Spicilège

Bain de déjouvence

Je me croyais seul. J’étais dans mon bain shampouiné. Normalement, personne à la maison. Pourtant, dans le silence, je percevais maintenant le bruit étouffé d’une personne montant dans l’escalier. Qui pouvait grimper à l’étage ? Les enfants étaient partis et mon épouse au travail.

Je me concentrais pour être certain de ce que j’interprétais.

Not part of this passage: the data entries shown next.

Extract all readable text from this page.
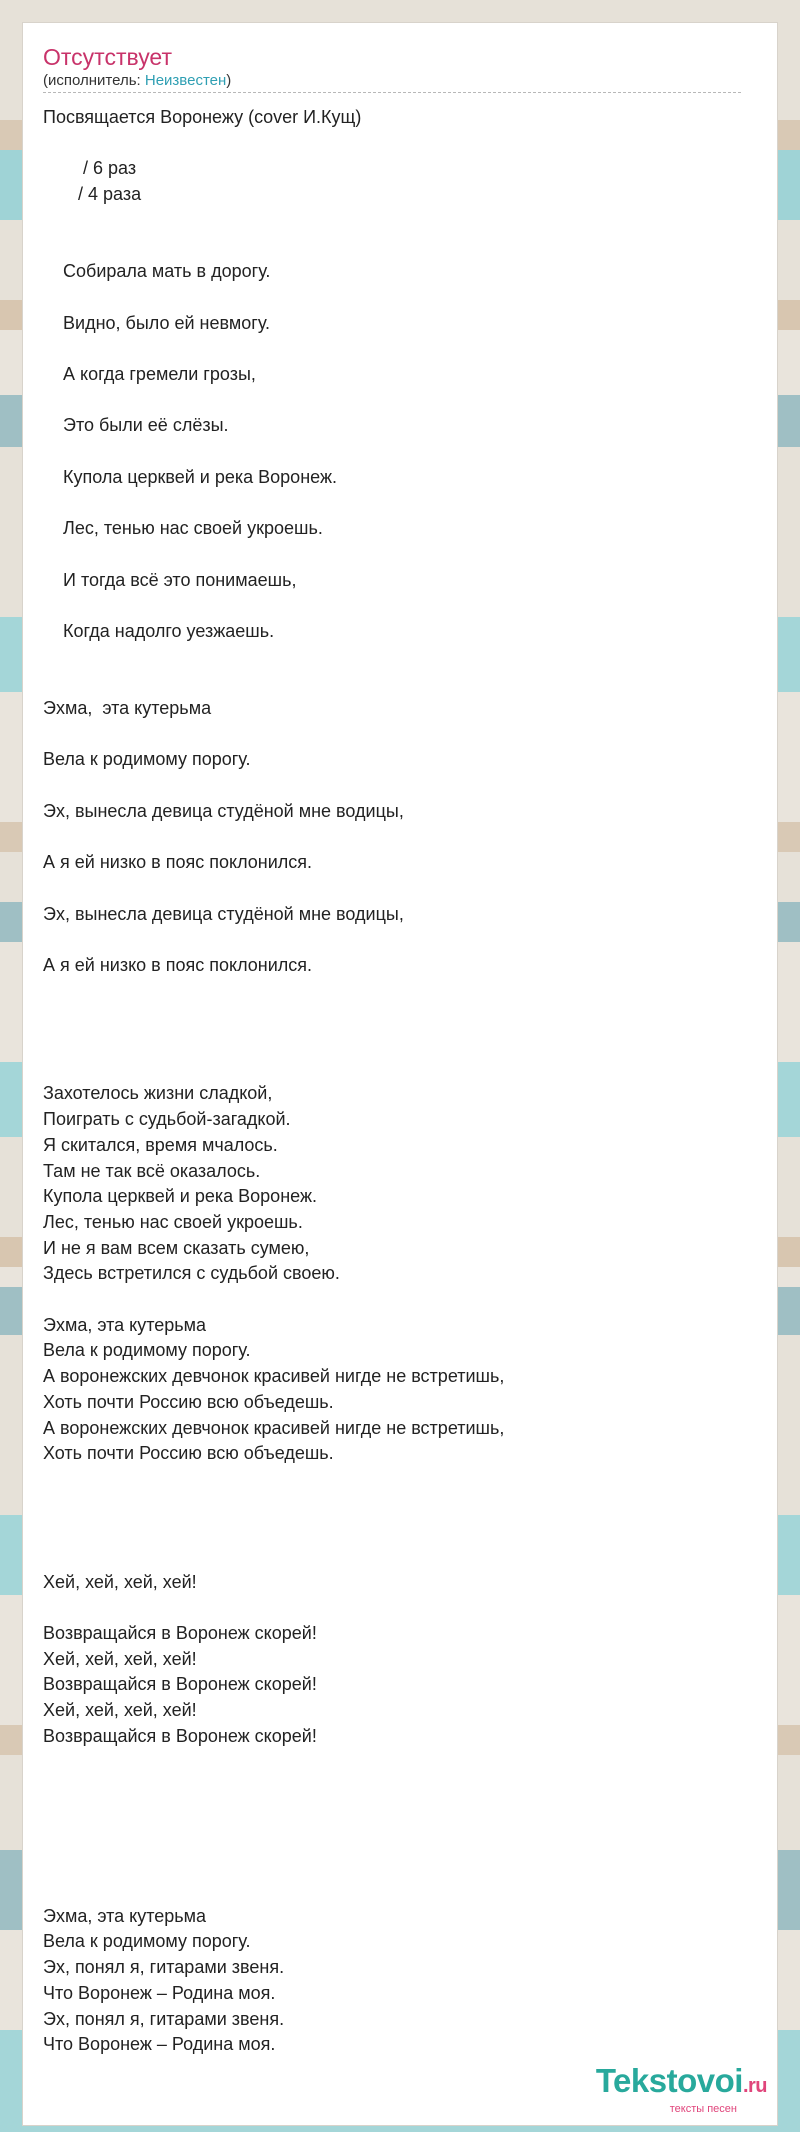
Отсутствует
(исполнитель: Неизвестен)
Посвящается Воронежу (cover И.Кущ)
/ 6 раз
/ 4 раза
Собирала мать в дорогу.
Видно, было ей невмогу.
А когда гремели грозы,
Это были её слёзы.
Купола церквей и река Воронеж.
Лес, тенью нас своей укроешь.
И тогда всё это понимаешь,
Когда надолго уезжаешь.
Эхма,  эта кутерьма
Вела к родимому порогу.
Эх, вынесла девица студёной мне водицы,
А я ей низко в пояс поклонился.
Эх, вынесла девица студёной мне водицы,
А я ей низко в пояс поклонился.
Захотелось жизни сладкой,
Поиграть с судьбой-загадкой.
Я скитался, время мчалось.
Там не так всё оказалось.
Купола церквей и река Воронеж.
Лес, тенью нас своей укроешь.
И не я вам всем сказать сумею,
Здесь встретился с судьбой своею.
Эхма, эта кутерьма
Вела к родимому порогу.
А воронежских девчонок красивей нигде не встретишь,
Хоть почти Россию всю объедешь.
А воронежских девчонок красивей нигде не встретишь,
Хоть почти Россию всю объедешь.
Хей, хей, хей, хей!
Возвращайся в Воронеж скорей!
Хей, хей, хей, хей!
Возвращайся в Воронеж скорей!
Хей, хей, хей, хей!
Возвращайся в Воронеж скорей!
Эхма, эта кутерьма
Вела к родимому порогу.
Эх, понял я, гитарами звеня.
Что Воронеж – Родина моя.
Эх, понял я, гитарами звеня.
Что Воронеж – Родина моя.
Tekstovoi.ru
тексты песен
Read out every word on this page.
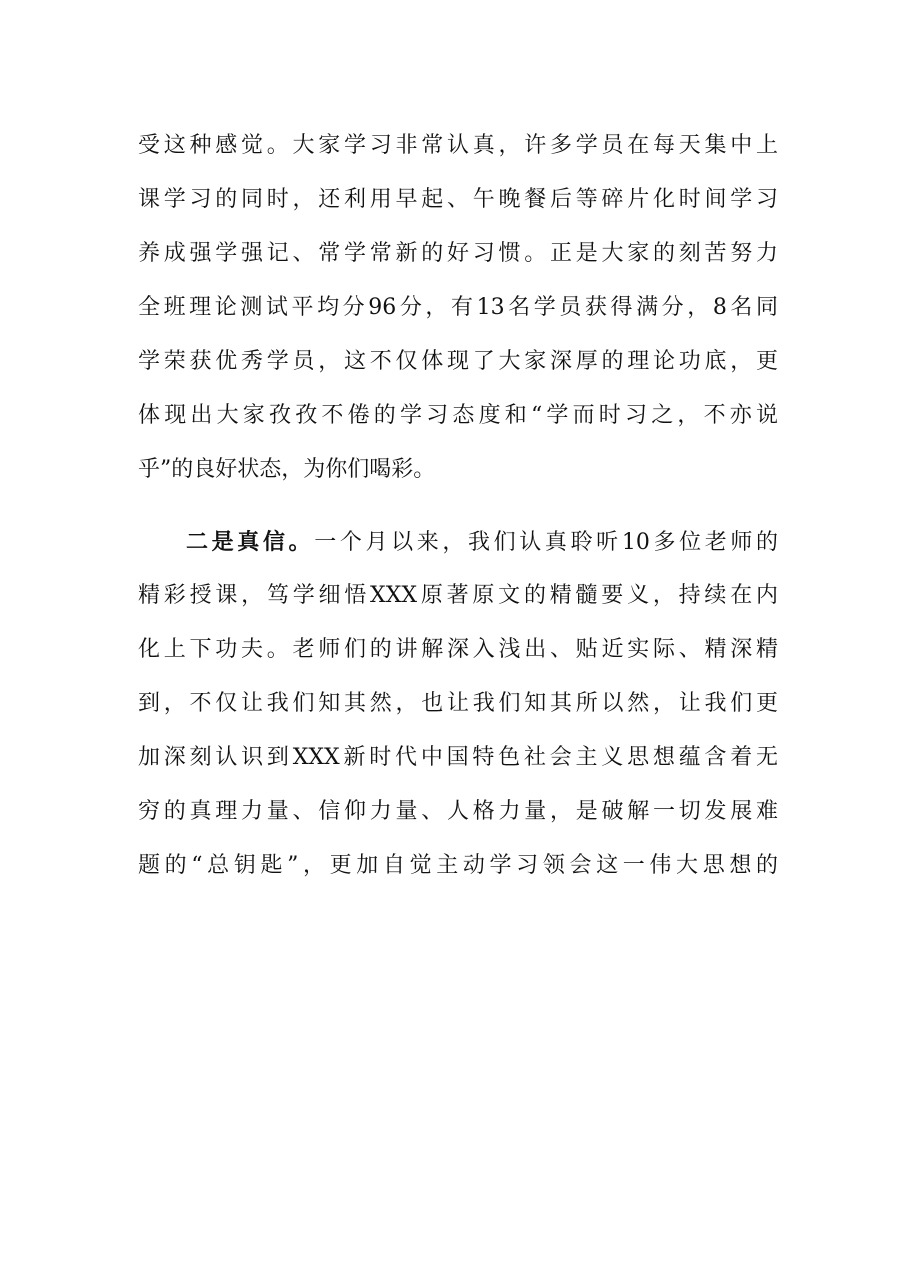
受这种感觉。大家学习非常认真，许多学员在每天集中上
课学习的同时，还利用早起、午晚餐后等碎片化时间学习
养成强学强记、常学常新的好习惯。正是大家的刻苦努力
全班理论测试平均分96分，有13名学员获得满分，8名同
学荣获优秀学员，这不仅体现了大家深厚的理论功底，更
体现出大家孜孜不倦的学习态度和“学而时习之，不亦说
乎”的良好状态，为你们喝彩。
二是真信。一个月以来，我们认真聆听10多位老师的
精彩授课，笃学细悟XXX原著原文的精髓要义，持续在内
化上下功夫。老师们的讲解深入浅出、贴近实际、精深精
到，不仅让我们知其然，也让我们知其所以然，让我们更
加深刻认识到XXX新时代中国特色社会主义思想蕴含着无
穷的真理力量、信仰力量、人格力量，是破解一切发展难
题的“总钥匙”，更加自觉主动学习领会这一伟大思想的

Je devais en être sûr, avant que la peur ne m’oblige à sortir, la tête pleine de mousse, pour affronter nu, cette intrusion hostile. Paradoxe ; je fermais les yeux, pour mieux entendre. C’était bien un bruit de pas. Ou tout du moins, c’est comme ça que je le ressentais.

Mais en me concentrant davantage, je compris qu’il s’agissait des battements de mon cœur, qui pulsaient au niveau de mes tempes. Le genre de bruit auquel on ne fait pas attention d’ordinaire. Cela me rassura. Pour un temps.

Car je me mis à visualiser un petit personnage gravissant l’escalier de mes artères. Il était vêtu de noir, et n’avait pas de visage sur l’os de son crâne. Je compris.

C’était la mort qui montait me chercher. Et je réalisais avec effroi, que dans ces moments-là, on est seul ; toujours seul. Et j’étais seul. Irrémédiablement.